Смущенные и расстроенные, все замолчали, не смея ни возразить, ни настаивать. Наконец, кто-то самый смелый, решился:
— А вы как же?
Чтобы никого не обидеть, композитор решил взять себе немного дров, а оставшиеся попросил отвезти профессору Габелю.
Придя по указанному адресу, Макаров остановил юношей и девушек.
— Стойте тут, а я сам схожу.
Возвратясь за очередной вязанкой, он, взволнованно и счастливо улыбаясь, говорил:
— Профессор скрюченные такие лежат, жалость поглядеть! Ну и человек Александр Константинович! Всех дров не отдал только для того, чтобы вас не обидеть, а то, наверное, у себя да у матери последнее полено бы отнял, чтобы товарища обогреть.
Когда переноска дров была уже закончена, неожиданно появился и сам виновник стольких переживаний.
— Забыл вас поблагодарить, — сказал Александр Константинович смущенно, засовывая в руку Макарова последнее, что оставалось у них в доме: ломоть хлеба и кусок колбасы.
— А вы, может быть, зайдете ко мне? — обратился он к стоящим рядом молодым людям. — Сегодня придет немецкий дирижер Абендрот.
Удивительно, как это помещалось в такой маленькой комнатке столько людей! Но зато как в ней бывало интересно и весело!

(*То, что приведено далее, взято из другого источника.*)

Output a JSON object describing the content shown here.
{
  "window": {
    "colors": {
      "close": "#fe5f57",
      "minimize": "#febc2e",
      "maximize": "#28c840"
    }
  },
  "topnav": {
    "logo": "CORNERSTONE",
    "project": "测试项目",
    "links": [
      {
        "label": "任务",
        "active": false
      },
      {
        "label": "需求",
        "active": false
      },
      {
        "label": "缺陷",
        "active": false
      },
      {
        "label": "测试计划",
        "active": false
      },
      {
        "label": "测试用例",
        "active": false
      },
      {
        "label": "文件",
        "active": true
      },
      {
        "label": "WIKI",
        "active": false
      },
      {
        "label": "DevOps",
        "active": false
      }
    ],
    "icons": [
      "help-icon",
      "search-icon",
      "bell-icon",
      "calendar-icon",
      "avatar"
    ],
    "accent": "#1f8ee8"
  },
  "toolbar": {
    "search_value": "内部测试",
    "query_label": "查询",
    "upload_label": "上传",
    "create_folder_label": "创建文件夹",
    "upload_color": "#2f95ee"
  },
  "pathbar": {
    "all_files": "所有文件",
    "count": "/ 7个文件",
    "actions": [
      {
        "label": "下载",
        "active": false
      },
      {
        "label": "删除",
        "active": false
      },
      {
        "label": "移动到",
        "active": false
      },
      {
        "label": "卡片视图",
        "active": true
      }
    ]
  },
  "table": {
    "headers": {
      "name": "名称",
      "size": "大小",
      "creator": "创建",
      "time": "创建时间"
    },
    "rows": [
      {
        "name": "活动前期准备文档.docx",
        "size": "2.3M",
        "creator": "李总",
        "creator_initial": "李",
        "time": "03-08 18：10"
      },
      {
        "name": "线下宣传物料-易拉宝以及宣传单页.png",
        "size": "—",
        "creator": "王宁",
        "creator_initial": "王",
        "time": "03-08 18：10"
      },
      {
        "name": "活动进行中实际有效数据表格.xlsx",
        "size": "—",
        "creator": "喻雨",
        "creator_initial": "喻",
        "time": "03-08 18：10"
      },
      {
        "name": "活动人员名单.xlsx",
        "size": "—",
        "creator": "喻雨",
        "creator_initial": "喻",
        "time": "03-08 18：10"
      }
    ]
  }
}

Забывая, что с утра нечего было есть, что на улице тридцатиградусный мороз, сюда приходили часто с другого конца города. Приходили: ведь транспорт не работал!
Особенно любила эти импровизированные концерты молодежь, давшая им название «трехсотлетий» (как-то был сделан подсчет, из которого выяснилось, что четырем главным и старейшим участникам собраний — всем вместе — триста лет).
Тут бывали композиторы М. М. Ипполитов-Иванов и А. С. Спендиаров, пианисты Н. С. Лавров и Эгон Петри. Здесь можно было увидеть, как Глазунов в шубе играет свою симфонию, а приезжая знаменитость, тоже в шубе, слушает. Можно было услышать рассказ хозяина дома о его поездке к Листу, его высказывания о том, как исполнитель должен творчески подходить к изучаемому произведению:
— Самое главное — уметь прочесть «между строк». В этом должны помочь талант, ум и фантазия.
Слушать Александра Константиновича было очень интересно. Он говорил тихим голосом, но с увлечением. При этом его обычно неподвижная, грузная фигура преображалась. Правая рука начинала описывать в воздухе широкие круги. Лицо и очень выразительные глаза менялись в зависимости от содержания рассказа. Иногда Александр Константинович останавливался и, торжествующе подняв голову, улыбался, как бы спрашивая: «Ну как, интересно?»